I was eagerly waiting for this book, Library Girl: How Nancy Pearl Became America’s Most Celebrated Librarian.
I wasn’t prepared to fall in love with this book, which I most definitely have.

A bright palette lifts the reader’s mood toward joy, contrasting well with the white chalk outlines that depict young Nancy’s imagination. Illustrator Sheryl Murray draws Nancy’s expressive eyes in such an engaging way that we are rooting for her. Period details like saddle shoes, milk trucks, and Nancy’s bike Charger set the time period. The imaginary Charger, Nancy’s horse, makes me feel five years old again. I want a ride on that horse!

How Nancy Pearl Became America’s Most Celebrated Librarian,
Little Bigfoot / Sasquatch Books, 2022
When books show young Nancy “I can be anything when I grow up,” my heart melted. Yes! This is what books do. They make everything seem possible.
Karen Henry Clark’s spare but descriptive text tells Nancy’s story with conviction. As always with Ms. Clark, word choice is spot on.
The tension in the book occurs when the two librarians at Francis Parkman Branch Library in Detroit, Michigan, ask Nancy to give a booktalk to other young readers.
“Brave was never how she felt around other kids.” Have you or your young ones felt that way? I certainly did.
This is a book for all of us: the library lovers, the horse lovers, the readers, the shy ones. Dream big.
Highly recommended.
Library Girl: How Nancy Pearl Became America’s Most Celebrated Librarian
written by Karen Henry Clark
illustrated by Sheryl Murray
Little Bigfoot / Sasquatch Books, 2023
ISBN 978−1−63217−318−8
suggested for ages 4 and up
Thank you! A librarian as the hero of a book! I wonder how many books will be written about brave librarians of today fighting the increased book challenges. Those will be inspiring stories of defending the right to read.

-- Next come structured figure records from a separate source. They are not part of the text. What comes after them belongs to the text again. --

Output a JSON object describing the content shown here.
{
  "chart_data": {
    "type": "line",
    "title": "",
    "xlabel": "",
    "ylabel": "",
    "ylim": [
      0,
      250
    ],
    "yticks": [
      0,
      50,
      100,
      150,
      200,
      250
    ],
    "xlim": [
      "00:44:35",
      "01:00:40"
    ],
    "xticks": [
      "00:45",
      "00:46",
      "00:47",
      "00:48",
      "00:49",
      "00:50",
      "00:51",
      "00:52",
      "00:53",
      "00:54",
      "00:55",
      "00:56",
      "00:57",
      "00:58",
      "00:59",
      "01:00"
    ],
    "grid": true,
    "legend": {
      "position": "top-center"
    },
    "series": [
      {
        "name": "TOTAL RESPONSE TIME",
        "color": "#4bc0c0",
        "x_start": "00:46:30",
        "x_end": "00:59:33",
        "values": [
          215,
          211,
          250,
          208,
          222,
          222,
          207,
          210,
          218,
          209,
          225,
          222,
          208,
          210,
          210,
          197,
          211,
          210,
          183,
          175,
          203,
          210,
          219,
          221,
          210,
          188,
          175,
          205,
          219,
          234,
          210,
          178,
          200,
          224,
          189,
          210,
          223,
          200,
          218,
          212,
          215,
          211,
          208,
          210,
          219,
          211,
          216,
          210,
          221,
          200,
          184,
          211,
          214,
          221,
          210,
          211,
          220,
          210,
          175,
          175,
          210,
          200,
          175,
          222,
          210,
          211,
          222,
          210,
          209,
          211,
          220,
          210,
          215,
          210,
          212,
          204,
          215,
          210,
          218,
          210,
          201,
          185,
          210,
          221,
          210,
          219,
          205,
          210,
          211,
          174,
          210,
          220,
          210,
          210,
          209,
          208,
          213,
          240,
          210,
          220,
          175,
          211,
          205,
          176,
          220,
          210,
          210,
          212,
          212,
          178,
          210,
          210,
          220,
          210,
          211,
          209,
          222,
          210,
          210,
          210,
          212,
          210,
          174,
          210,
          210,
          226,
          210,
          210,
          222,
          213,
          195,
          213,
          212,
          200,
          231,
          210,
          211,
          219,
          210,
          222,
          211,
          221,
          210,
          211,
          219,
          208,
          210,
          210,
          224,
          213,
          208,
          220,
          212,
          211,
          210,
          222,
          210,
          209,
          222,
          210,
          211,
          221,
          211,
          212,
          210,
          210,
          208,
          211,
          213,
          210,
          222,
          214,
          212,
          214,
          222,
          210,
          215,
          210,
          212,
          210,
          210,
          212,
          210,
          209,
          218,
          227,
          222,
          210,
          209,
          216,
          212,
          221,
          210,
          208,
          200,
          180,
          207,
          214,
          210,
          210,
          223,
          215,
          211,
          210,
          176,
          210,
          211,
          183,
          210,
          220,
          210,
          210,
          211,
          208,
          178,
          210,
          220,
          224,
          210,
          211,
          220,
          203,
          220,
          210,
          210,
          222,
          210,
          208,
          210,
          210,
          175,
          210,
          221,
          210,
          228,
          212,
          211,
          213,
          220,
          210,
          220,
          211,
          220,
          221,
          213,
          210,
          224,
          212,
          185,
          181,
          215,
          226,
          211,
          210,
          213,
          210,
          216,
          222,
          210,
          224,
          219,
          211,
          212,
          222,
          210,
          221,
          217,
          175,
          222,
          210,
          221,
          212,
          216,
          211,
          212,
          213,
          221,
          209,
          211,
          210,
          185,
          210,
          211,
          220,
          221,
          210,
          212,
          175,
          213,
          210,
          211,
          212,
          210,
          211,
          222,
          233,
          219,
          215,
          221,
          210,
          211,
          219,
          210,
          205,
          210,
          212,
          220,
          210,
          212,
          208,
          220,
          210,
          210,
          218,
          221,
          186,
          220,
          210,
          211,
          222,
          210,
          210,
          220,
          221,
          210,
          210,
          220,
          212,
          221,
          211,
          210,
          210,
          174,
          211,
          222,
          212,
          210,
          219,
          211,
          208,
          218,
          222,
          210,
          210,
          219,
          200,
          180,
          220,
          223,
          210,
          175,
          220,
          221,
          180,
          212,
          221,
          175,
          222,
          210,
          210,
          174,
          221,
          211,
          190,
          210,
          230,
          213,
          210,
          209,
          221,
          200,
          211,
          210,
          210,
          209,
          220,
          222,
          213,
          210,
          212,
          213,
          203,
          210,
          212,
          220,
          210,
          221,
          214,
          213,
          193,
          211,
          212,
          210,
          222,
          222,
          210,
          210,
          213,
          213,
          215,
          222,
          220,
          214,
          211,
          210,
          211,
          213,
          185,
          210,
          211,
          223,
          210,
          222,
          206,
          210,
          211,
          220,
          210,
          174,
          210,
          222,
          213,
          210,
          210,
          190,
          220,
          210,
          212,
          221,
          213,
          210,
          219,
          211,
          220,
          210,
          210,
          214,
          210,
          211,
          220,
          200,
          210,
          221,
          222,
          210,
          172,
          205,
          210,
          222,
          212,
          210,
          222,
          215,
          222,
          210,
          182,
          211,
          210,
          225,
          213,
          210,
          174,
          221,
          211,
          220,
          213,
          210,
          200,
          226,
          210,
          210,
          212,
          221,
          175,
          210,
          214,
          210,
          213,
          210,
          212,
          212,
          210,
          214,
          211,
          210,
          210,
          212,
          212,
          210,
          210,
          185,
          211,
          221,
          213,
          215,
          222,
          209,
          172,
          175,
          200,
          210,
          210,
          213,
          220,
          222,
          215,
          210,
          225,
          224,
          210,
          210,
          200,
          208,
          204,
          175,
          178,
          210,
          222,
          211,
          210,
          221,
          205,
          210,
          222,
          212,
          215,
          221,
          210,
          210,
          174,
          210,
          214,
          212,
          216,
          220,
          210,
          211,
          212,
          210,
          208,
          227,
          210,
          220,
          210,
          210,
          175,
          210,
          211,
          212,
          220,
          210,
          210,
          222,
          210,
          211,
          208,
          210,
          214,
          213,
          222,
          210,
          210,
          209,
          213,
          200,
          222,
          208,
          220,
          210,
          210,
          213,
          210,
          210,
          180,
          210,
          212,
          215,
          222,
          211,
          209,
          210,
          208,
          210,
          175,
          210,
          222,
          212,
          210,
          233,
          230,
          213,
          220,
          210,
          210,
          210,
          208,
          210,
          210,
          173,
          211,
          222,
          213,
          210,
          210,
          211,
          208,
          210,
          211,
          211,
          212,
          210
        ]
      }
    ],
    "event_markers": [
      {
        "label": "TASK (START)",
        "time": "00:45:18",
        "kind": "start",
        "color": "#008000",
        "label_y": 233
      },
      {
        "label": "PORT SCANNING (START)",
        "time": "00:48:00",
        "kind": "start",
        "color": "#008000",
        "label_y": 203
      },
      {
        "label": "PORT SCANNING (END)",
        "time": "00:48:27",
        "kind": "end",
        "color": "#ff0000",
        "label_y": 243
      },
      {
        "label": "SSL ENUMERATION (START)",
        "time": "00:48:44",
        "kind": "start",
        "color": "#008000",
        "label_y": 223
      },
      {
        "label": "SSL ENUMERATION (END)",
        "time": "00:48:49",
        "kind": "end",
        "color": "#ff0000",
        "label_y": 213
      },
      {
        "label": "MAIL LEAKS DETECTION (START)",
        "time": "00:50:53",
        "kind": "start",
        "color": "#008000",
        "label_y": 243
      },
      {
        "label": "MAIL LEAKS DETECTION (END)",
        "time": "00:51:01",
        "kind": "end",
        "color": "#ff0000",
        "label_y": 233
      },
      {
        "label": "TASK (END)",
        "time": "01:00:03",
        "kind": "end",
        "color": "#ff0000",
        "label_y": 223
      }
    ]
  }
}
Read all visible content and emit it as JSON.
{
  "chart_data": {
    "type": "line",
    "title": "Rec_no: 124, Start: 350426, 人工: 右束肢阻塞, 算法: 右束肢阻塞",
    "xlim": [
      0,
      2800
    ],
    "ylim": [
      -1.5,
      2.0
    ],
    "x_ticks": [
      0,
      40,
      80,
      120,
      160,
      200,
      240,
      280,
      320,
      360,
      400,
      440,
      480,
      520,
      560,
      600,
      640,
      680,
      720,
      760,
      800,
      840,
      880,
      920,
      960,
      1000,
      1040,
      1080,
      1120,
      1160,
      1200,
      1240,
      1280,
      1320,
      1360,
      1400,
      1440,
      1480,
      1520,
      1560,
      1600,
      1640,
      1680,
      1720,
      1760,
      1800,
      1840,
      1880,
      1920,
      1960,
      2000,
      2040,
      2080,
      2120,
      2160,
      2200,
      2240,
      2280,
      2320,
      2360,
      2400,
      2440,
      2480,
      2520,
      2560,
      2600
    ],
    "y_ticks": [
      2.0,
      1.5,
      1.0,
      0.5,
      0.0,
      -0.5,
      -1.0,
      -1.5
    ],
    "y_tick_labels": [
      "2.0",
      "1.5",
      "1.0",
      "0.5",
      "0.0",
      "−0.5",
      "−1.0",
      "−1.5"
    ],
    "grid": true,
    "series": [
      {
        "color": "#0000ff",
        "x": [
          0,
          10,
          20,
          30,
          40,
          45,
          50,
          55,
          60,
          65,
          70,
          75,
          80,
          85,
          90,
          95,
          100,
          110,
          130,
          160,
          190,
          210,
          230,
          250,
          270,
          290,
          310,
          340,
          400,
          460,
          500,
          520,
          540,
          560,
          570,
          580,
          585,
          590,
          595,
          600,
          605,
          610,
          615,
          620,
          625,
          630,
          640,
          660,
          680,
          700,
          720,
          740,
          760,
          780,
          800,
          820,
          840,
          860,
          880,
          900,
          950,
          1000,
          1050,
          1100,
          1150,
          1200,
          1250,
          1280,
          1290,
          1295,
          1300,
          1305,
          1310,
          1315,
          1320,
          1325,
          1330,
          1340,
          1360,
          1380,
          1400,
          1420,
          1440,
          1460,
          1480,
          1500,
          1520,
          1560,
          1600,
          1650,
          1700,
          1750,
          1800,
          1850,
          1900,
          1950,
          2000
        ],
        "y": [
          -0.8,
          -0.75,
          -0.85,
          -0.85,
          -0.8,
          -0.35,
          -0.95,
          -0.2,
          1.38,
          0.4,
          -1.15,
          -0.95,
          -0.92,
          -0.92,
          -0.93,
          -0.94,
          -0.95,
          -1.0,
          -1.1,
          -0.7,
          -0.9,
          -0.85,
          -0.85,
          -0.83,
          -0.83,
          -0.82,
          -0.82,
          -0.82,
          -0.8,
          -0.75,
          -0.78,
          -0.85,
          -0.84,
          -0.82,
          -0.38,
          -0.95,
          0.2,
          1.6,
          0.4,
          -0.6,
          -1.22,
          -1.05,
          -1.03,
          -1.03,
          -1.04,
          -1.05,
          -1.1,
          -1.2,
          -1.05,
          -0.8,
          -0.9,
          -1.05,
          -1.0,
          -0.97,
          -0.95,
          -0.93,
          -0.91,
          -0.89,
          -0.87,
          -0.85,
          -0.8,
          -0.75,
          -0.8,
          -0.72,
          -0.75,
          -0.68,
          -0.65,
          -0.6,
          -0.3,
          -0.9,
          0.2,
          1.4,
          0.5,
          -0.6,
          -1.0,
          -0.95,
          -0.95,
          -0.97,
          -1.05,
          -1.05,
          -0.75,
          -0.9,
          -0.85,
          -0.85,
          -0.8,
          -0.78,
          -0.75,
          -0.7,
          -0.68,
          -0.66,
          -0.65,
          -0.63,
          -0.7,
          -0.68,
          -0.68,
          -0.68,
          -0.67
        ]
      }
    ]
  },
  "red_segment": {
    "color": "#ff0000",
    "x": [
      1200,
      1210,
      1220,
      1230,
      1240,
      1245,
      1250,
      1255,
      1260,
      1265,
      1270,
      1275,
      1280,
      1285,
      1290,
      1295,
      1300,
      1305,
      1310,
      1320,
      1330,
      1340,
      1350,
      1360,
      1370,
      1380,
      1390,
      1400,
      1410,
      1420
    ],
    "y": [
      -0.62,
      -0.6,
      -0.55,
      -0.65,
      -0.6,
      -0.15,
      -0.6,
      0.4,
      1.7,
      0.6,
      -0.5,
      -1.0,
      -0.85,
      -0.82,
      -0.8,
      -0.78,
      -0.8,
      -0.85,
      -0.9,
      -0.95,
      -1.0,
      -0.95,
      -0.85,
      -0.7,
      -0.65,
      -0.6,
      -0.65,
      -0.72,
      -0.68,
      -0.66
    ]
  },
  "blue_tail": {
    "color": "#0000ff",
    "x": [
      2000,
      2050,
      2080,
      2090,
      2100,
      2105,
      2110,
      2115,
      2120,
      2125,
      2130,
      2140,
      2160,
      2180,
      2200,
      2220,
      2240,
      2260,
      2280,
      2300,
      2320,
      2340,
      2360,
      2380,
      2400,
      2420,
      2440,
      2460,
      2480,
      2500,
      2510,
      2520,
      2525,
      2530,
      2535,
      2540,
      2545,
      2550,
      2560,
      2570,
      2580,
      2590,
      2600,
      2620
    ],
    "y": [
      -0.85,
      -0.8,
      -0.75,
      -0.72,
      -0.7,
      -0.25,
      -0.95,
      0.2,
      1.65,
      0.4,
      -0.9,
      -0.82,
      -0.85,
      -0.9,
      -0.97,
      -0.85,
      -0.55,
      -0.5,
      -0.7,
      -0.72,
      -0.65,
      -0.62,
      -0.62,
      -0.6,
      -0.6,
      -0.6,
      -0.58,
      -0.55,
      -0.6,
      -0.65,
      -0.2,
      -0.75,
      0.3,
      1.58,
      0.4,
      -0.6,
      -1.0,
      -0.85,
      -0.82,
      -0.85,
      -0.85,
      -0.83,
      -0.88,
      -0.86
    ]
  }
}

Exactly. Defenders of access to knowledge and learning.
I love this book!
It is no surprise that you would love this book, Vicki! You are a library girl as well.
You know me well!
Thank you for these lovely words. Every champion begins somewhere, and Library Girl presents the pivotal moment in Nancy’s young life. She often says that librarians saved her from an unhappy childhood, and she means it with all her heart. Her work with books and libraries here and around the world is invaluable to readers.